Domaine Cazes “ credo” Vin de pays des côtes catalanes
- Figures incontournables du Roussillon, les frères Cazes se font plaisir chaque année avec la cuvée “credo” dans laquelle ils incorporent uniquement des cépages bordelais. Le résultat est régulier et le “credo” est un succès dès sa sortie. 7 ans plus tard, il tient encore. La couleur, encore rubis, éclate de jeunesse. En bouche, le corps se fait léger, souple, charmeur, aux notes fruitées et empyreumatiques. Et le nez? il évoque la pâtisserie, fruits confits, brioche aux raisins, caramel, crème de lait, chocolat au lait… Etonnant non?
Michele Chiarlo “supériore” Barbera d’Asti
- Réputé pour ces Barolo et Barbaresco, Michele Chiarlo diffuse assez facilement ses Barbera d’Asti qu’il décline en différentes cuvées. Celle-ci ne fut pas inintéressante dans sa jeunesse, goûtée entre amis, sur le comptoir d’une trattoria, accompagnée de charcuterie ou fromages du Pièmont. Aujourd’hui le résultat est plutôt décevant, trop léger, fatigué, début d’oxydation, le charme s’est envolé, restent les souvenirs… précieux!

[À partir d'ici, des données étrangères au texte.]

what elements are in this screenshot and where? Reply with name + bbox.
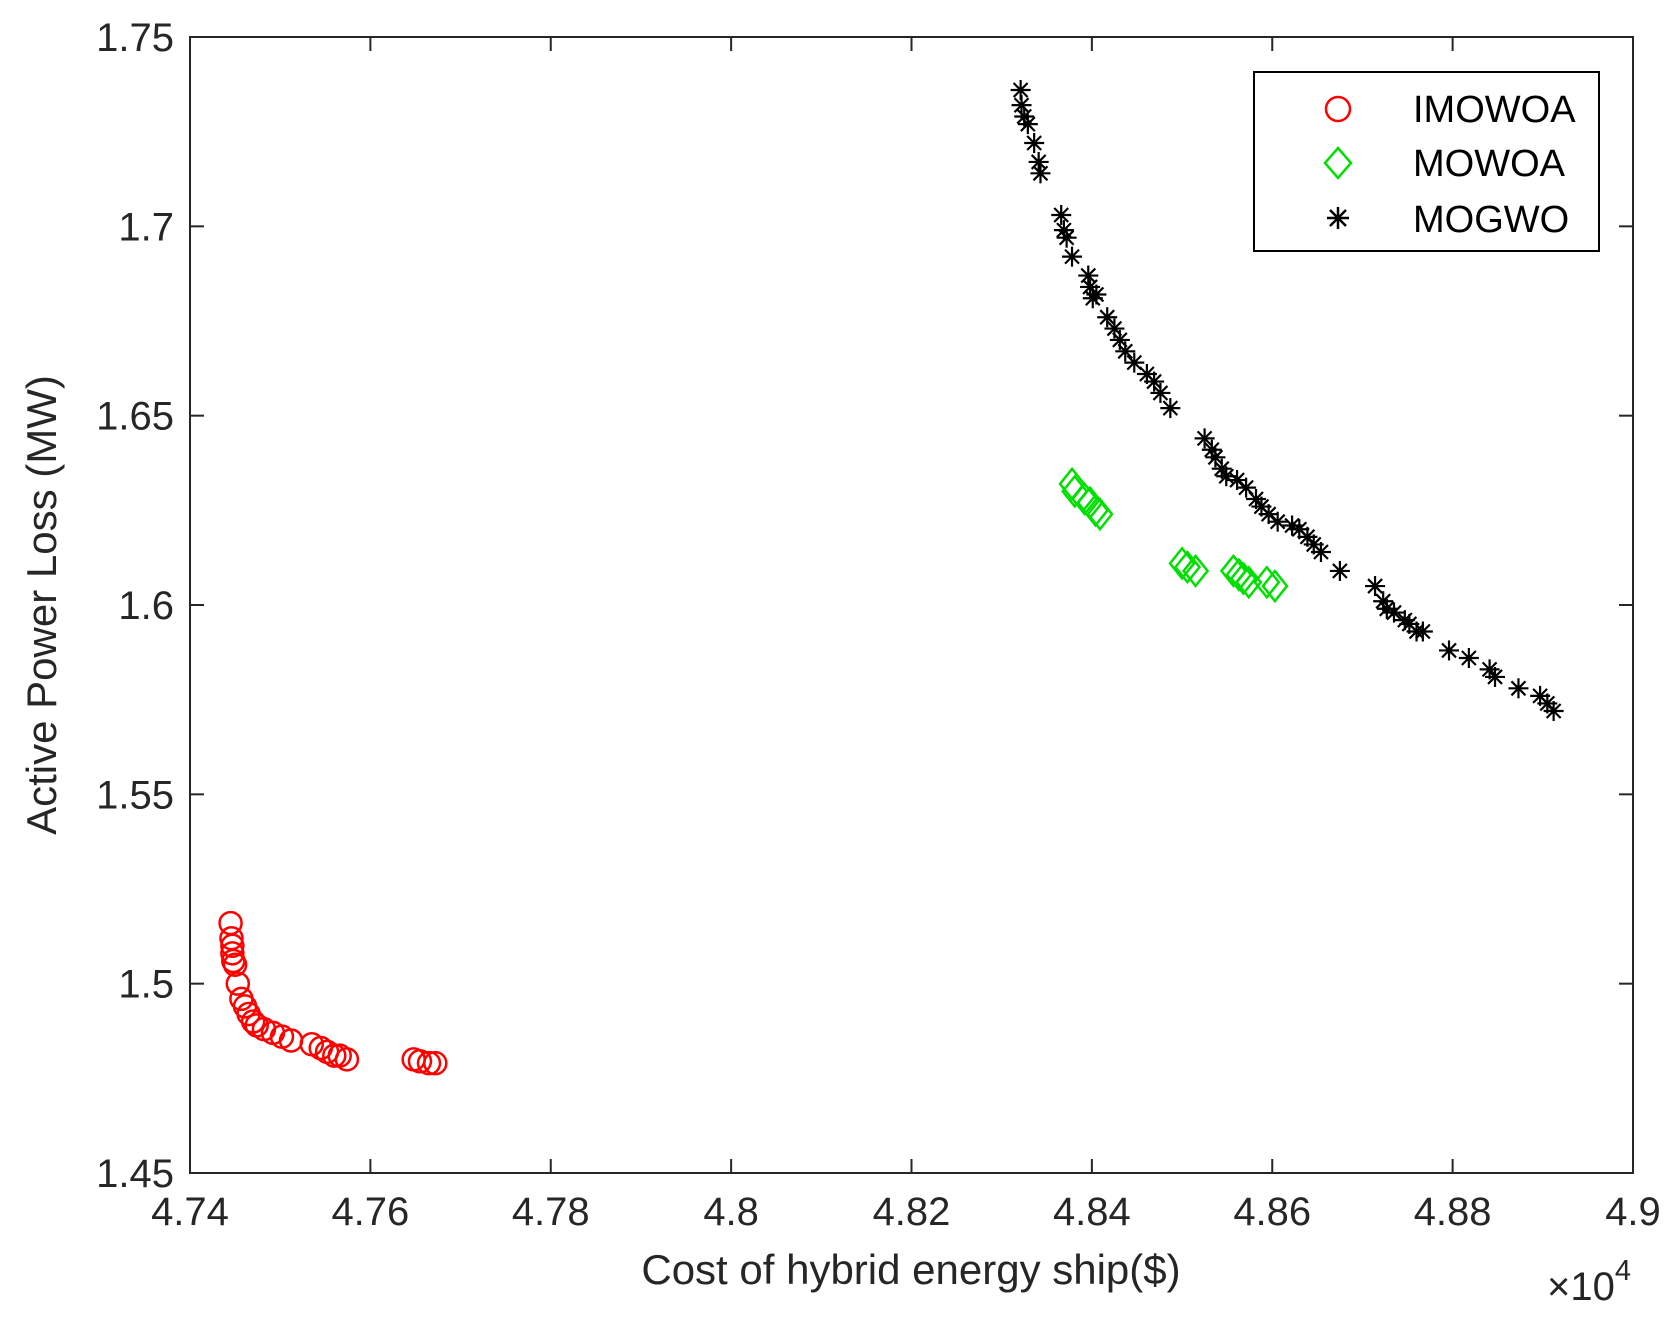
y-tick-label: 1.5 xyxy=(118,963,174,1007)
x-tick-label: 4.86 xyxy=(1233,1190,1311,1234)
point-mogwo xyxy=(1485,666,1506,687)
point-mogwo xyxy=(1017,114,1038,135)
point-mowoa xyxy=(1229,561,1257,596)
point-mogwo xyxy=(1086,284,1107,305)
point-imowoa xyxy=(416,1050,442,1076)
point-mogwo xyxy=(1205,447,1226,468)
point-mowoa xyxy=(1261,569,1289,604)
legend-label-mowoa: MOWOA xyxy=(1413,143,1566,185)
y-tick-label: 1.7 xyxy=(118,205,174,249)
x-axis-title: Cost of hybrid energy ship($) xyxy=(641,1246,1180,1293)
x-tick-label: 4.88 xyxy=(1414,1190,1492,1234)
x-axis-multiplier-exponent: 4 xyxy=(1615,1255,1631,1287)
point-imowoa xyxy=(423,1050,448,1076)
point-mogwo xyxy=(1144,371,1165,392)
point-mogwo xyxy=(1097,307,1118,328)
point-imowoa xyxy=(334,1047,360,1072)
point-imowoa xyxy=(222,952,248,977)
point-mogwo xyxy=(1310,541,1331,562)
points-layer xyxy=(218,80,1564,1076)
point-mogwo xyxy=(1056,227,1077,248)
point-mogwo xyxy=(1010,80,1031,101)
point-mogwo xyxy=(1115,341,1136,362)
y-tick-label: 1.75 xyxy=(96,16,174,60)
x-tick-label: 4.9 xyxy=(1605,1190,1661,1234)
legend-label-mogwo: MOGWO xyxy=(1413,199,1569,241)
point-mogwo xyxy=(1150,382,1171,403)
point-mogwo xyxy=(1543,701,1564,722)
point-mogwo xyxy=(1124,352,1145,373)
point-mogwo xyxy=(1439,640,1460,661)
x-tick-label: 4.8 xyxy=(703,1190,759,1234)
point-mogwo xyxy=(1329,560,1350,581)
y-axis-title: Active Power Loss (MW) xyxy=(18,375,65,835)
legend-marker-mogwo xyxy=(1327,207,1349,229)
point-mogwo xyxy=(1051,204,1072,225)
legend: IMOWOA MOWOA MOGWO xyxy=(1253,71,1600,252)
point-imowoa xyxy=(322,1043,347,1068)
x-tick-label: 4.76 xyxy=(331,1190,409,1234)
point-mogwo xyxy=(1024,133,1045,154)
point-imowoa xyxy=(220,933,245,959)
point-mowoa xyxy=(1173,550,1202,585)
point-mogwo xyxy=(1384,602,1405,623)
point-imowoa xyxy=(407,1049,433,1074)
point-mowoa xyxy=(1181,553,1210,588)
legend-marker-imowoa xyxy=(1324,95,1352,123)
point-mowoa xyxy=(1253,565,1281,600)
y-tick-label: 1.55 xyxy=(96,773,174,817)
x-axis-multiplier-base: ×10 xyxy=(1547,1265,1615,1309)
x-axis-multiplier: ×104 xyxy=(1547,1255,1631,1309)
point-mowoa xyxy=(1086,497,1114,532)
x-tick-label: 4.74 xyxy=(151,1190,229,1234)
legend-box xyxy=(1253,71,1600,252)
y-tick-label: 1.45 xyxy=(96,1152,174,1196)
x-tick-label: 4.84 xyxy=(1053,1190,1131,1234)
point-mogwo xyxy=(1267,511,1288,532)
point-mogwo xyxy=(1160,398,1181,419)
point-mowoa xyxy=(1071,481,1099,516)
point-mogwo xyxy=(1062,246,1083,267)
point-mogwo xyxy=(1011,95,1032,116)
point-mogwo xyxy=(1194,428,1215,449)
y-tick-label: 1.65 xyxy=(96,395,174,439)
x-tick-label: 4.78 xyxy=(512,1190,590,1234)
point-mowoa xyxy=(1235,565,1263,600)
point-mogwo xyxy=(1030,163,1051,184)
point-imowoa xyxy=(220,941,245,966)
point-imowoa xyxy=(225,971,251,996)
point-mogwo xyxy=(1458,648,1479,669)
legend-label-imowoa: IMOWOA xyxy=(1413,89,1576,131)
point-mogwo xyxy=(1412,621,1433,642)
point-mogwo xyxy=(1508,678,1529,699)
x-tick-label: 4.82 xyxy=(873,1190,951,1234)
legend-marker-mowoa xyxy=(1323,146,1353,180)
y-tick-label: 1.6 xyxy=(118,584,174,628)
ticks-layer: 4.74 4.76 4.78 4.8 4.82 4.84 4.86 4.88 4.9 1.45 1.… xyxy=(96,16,1661,1234)
point-mowoa xyxy=(1168,546,1196,581)
point-mogwo xyxy=(1365,576,1386,597)
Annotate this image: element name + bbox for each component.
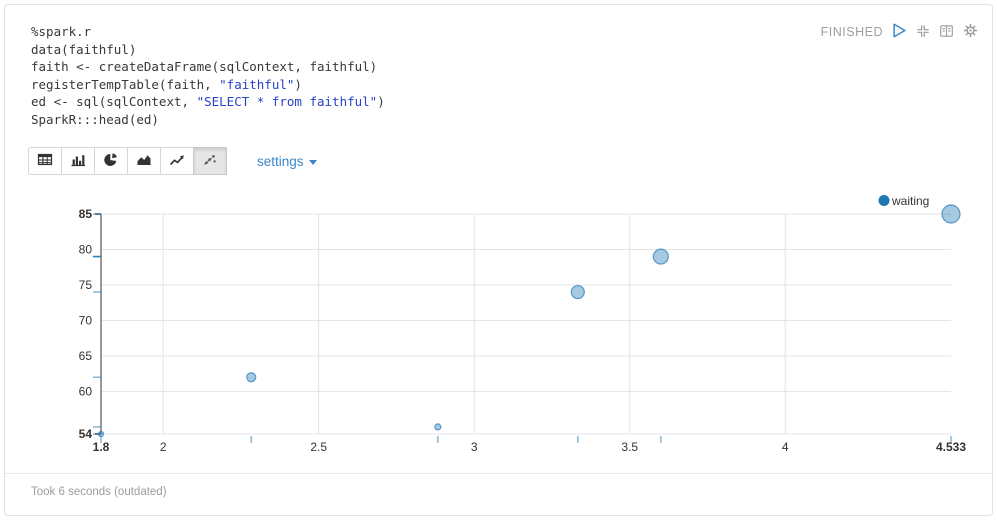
settings-label: settings bbox=[257, 153, 304, 169]
paragraph-controls: FINISHED bbox=[821, 23, 978, 41]
viz-toolbar: settings bbox=[28, 147, 317, 175]
viz-button-area-chart[interactable] bbox=[127, 147, 161, 175]
table-icon bbox=[37, 152, 53, 170]
area-chart-icon bbox=[136, 152, 152, 170]
code-line: %spark.r bbox=[31, 24, 92, 39]
y-tick-label: 60 bbox=[79, 384, 93, 398]
y-tick-label: 54 bbox=[79, 427, 93, 441]
x-tick-label: 2.5 bbox=[310, 440, 327, 454]
code-line: data(faithful) bbox=[31, 41, 137, 57]
data-point[interactable] bbox=[246, 372, 257, 383]
y-tick-label: 85 bbox=[79, 207, 93, 221]
data-point[interactable] bbox=[652, 248, 669, 265]
paragraph-settings-button[interactable] bbox=[963, 23, 978, 41]
data-point[interactable] bbox=[434, 423, 442, 431]
scatter-chart-icon bbox=[202, 152, 218, 170]
legend-swatch[interactable] bbox=[878, 195, 890, 206]
x-tick-label: 3 bbox=[471, 440, 478, 454]
notebook-paragraph: %spark.r data(faithful) faith <- createDat… bbox=[4, 4, 993, 516]
data-point[interactable] bbox=[97, 430, 105, 438]
line-chart-icon bbox=[169, 152, 185, 170]
x-tick-label: 2 bbox=[160, 440, 167, 454]
y-tick-label: 80 bbox=[79, 242, 93, 256]
paragraph-footer: Took 6 seconds (outdated) bbox=[5, 473, 992, 515]
code-line: ed <- sql(sqlContext, "SELECT * from fai… bbox=[31, 94, 385, 109]
compress-icon bbox=[916, 24, 930, 41]
viz-button-pie-chart[interactable] bbox=[94, 147, 128, 175]
show-output-button[interactable] bbox=[939, 24, 954, 41]
scatter-chart[interactable]: 1.8 2 2.5 3 3.5 4 4.533 54 60 65 70 75 80 85 waiting bbox=[5, 186, 994, 478]
run-paragraph-button[interactable] bbox=[892, 23, 907, 41]
x-tick-label: 4 bbox=[782, 440, 789, 454]
book-icon bbox=[939, 24, 954, 41]
code-editor[interactable]: %spark.r data(faithful) faith <- createDat… bbox=[31, 23, 812, 128]
x-tick-label: 4.533 bbox=[936, 440, 966, 454]
y-tick-label: 70 bbox=[79, 313, 93, 327]
data-point[interactable] bbox=[570, 284, 585, 300]
play-icon bbox=[892, 23, 907, 41]
code-line: faith <- createDataFrame(sqlContext, fai… bbox=[31, 59, 378, 74]
pie-chart-icon bbox=[103, 152, 119, 170]
viz-button-scatter-chart[interactable] bbox=[193, 147, 227, 175]
viz-button-table[interactable] bbox=[28, 147, 62, 175]
code-line: SparkR:::head(ed) bbox=[31, 111, 159, 127]
status-badge: FINISHED bbox=[820, 25, 883, 39]
viz-button-line-chart[interactable] bbox=[160, 147, 194, 175]
caret-down-icon bbox=[308, 159, 317, 165]
x-tick-label: 1.8 bbox=[93, 440, 110, 454]
settings-dropdown[interactable]: settings bbox=[257, 154, 317, 169]
y-tick-label: 75 bbox=[79, 278, 93, 292]
gear-icon bbox=[963, 23, 978, 41]
y-tick-label: 65 bbox=[79, 349, 93, 363]
x-tick-label: 3.5 bbox=[621, 440, 638, 454]
legend-label[interactable]: waiting bbox=[891, 194, 929, 208]
viz-button-bar-chart[interactable] bbox=[61, 147, 95, 175]
bar-chart-icon bbox=[70, 152, 86, 170]
execution-time-label: Took 6 seconds (outdated) bbox=[31, 486, 167, 498]
data-point[interactable] bbox=[941, 204, 961, 224]
code-line: registerTempTable(faith, "faithful") bbox=[31, 76, 302, 92]
collapse-editor-button[interactable] bbox=[916, 24, 930, 41]
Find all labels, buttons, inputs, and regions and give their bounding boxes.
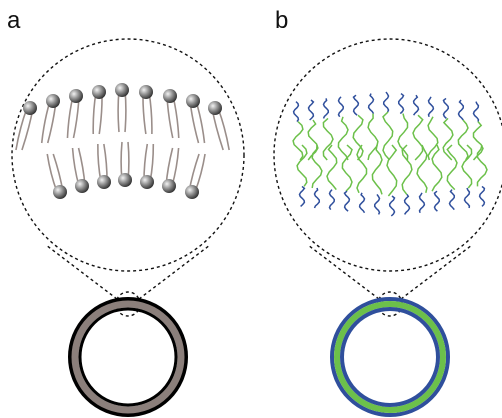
block-hydrophilic bbox=[459, 100, 464, 120]
lipid-head bbox=[162, 179, 176, 193]
block-hydrophobic bbox=[293, 122, 303, 160]
block-hydrophobic bbox=[312, 145, 322, 188]
bilayer bbox=[16, 83, 229, 199]
lipid-tail bbox=[67, 96, 73, 138]
polymer-membrane bbox=[293, 92, 487, 216]
block-hydrophilic bbox=[405, 194, 410, 214]
lipid-head bbox=[163, 89, 177, 103]
block-hydrophilic bbox=[330, 190, 335, 210]
block-hydrophilic bbox=[300, 186, 305, 206]
lipid-head bbox=[185, 185, 199, 199]
figure: a b bbox=[0, 0, 502, 418]
panel-label: b bbox=[275, 7, 288, 34]
block-hydrophilic bbox=[480, 186, 485, 206]
block-hydrophilic bbox=[435, 191, 440, 211]
lipid-head bbox=[46, 94, 60, 108]
block-hydrophilic bbox=[474, 102, 479, 122]
block-hydrophobic bbox=[372, 145, 382, 194]
lipid-head bbox=[208, 101, 222, 115]
block-hydrophobic bbox=[327, 145, 337, 190]
block-hydrophilic bbox=[390, 196, 395, 216]
zoom-line bbox=[308, 245, 379, 299]
block-hydrophilic bbox=[309, 100, 314, 120]
block-hydrophilic bbox=[360, 193, 365, 213]
block-hydrophilic bbox=[369, 94, 374, 114]
zoom-line bbox=[46, 245, 117, 299]
block-hydrophilic bbox=[429, 97, 434, 117]
block-hydrophobic bbox=[357, 145, 367, 193]
block-hydrophobic bbox=[297, 145, 307, 186]
lipid-head bbox=[140, 175, 154, 189]
block-hydrophilic bbox=[345, 191, 350, 211]
block-hydrophilic bbox=[294, 102, 299, 122]
block-hydrophobic bbox=[428, 117, 438, 160]
lipid-tail bbox=[93, 92, 96, 134]
zoom-line bbox=[139, 245, 210, 299]
lipid-tail bbox=[125, 90, 126, 132]
block-hydrophilic bbox=[384, 92, 389, 112]
lipid-head bbox=[139, 85, 153, 99]
lipid-head bbox=[115, 83, 129, 97]
lipid-head bbox=[186, 94, 200, 108]
lipid-head bbox=[92, 85, 106, 99]
lipid-tail bbox=[149, 92, 152, 134]
lipid-head bbox=[118, 173, 132, 187]
lipid-tail bbox=[173, 96, 179, 138]
block-hydrophilic bbox=[450, 190, 455, 210]
lipid-head bbox=[75, 179, 89, 193]
block-hydrophobic bbox=[443, 118, 453, 160]
lipid-head bbox=[23, 101, 37, 115]
block-hydrophilic bbox=[444, 98, 449, 118]
block-hydrophilic bbox=[354, 95, 359, 115]
block-hydrophilic bbox=[324, 98, 329, 118]
block-hydrophobic bbox=[383, 112, 393, 160]
block-hydrophobic bbox=[338, 117, 348, 160]
lipid-head bbox=[53, 185, 67, 199]
block-hydrophobic bbox=[342, 145, 352, 191]
block-hydrophobic bbox=[432, 145, 442, 191]
block-hydrophobic bbox=[447, 145, 457, 190]
block-hydrophilic bbox=[315, 188, 320, 208]
lipid-tail bbox=[118, 90, 119, 132]
lipid-head bbox=[69, 89, 83, 103]
block-hydrophobic bbox=[402, 145, 412, 194]
lipid-head bbox=[97, 175, 111, 189]
block-hydrophilic bbox=[375, 194, 380, 214]
zoom-line bbox=[401, 245, 472, 299]
panel-label: a bbox=[7, 7, 21, 34]
block-hydrophobic bbox=[387, 145, 397, 196]
block-hydrophilic bbox=[339, 97, 344, 117]
block-hydrophilic bbox=[420, 193, 425, 213]
block-hydrophilic bbox=[399, 94, 404, 114]
block-hydrophilic bbox=[414, 95, 419, 115]
block-hydrophilic bbox=[465, 188, 470, 208]
block-hydrophobic bbox=[413, 115, 423, 160]
lipid-tail bbox=[218, 108, 229, 150]
block-hydrophobic bbox=[368, 114, 378, 160]
block-hydrophobic bbox=[458, 120, 468, 160]
lipid-tail bbox=[16, 108, 27, 150]
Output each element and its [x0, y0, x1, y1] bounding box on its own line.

Mas de Daumas Gassac Vin de Pays de l’Hérault
- On ne présente plus Daumas, tant sa notoriété est établie. Il produit de grands vins sur un terroir exceptionnel à partir de vignes non clonées afin que chaque cep puisse exprimer sa personnalité. Ce 94 ne s’exprime pourtant pas à la perfection. Dans une phase ingrate, le nez laisse deviner ses parfums de fruits et de fumé derrière des effluves chaleureuses d’alcool. La bouche est énergique, vive, presque violente et demande encore quelques années avant de s’apprivoiser. Avec Daumas, il faut savoir être patient!
Mas Jullien “les Depierre” Coteaux du Languedoc
- C’est peut être le plus méditerranéen de la soirée, robe rubis tendre bordée d’ambre, nez d’épices, d’olives, de fruits secs, d’herbes coupées. D’un corps moyen, il sait séduire par sa facilité, son élégance et sa rondeur sympathique.
Domaine Borie de Maurel “cuvée Sylla” Minervois
- Le sorcier de Félines a encore frappé. Les aléas du millésime lui il connaît pas, cette syrah est superbe. Robe noire opaque, nez intense et complexe, bouche extravertie, distribuant ses arômes d’épices, de garrigue, de cacao, fruits rouges confits, de havane, le tout avec la fraîcheur et le relief d’un jeune premier. La finale est d’une douceur extrême. Certains ont parlé d’extase!
Merci à tous et à l’année prochaine pour le millésime 95.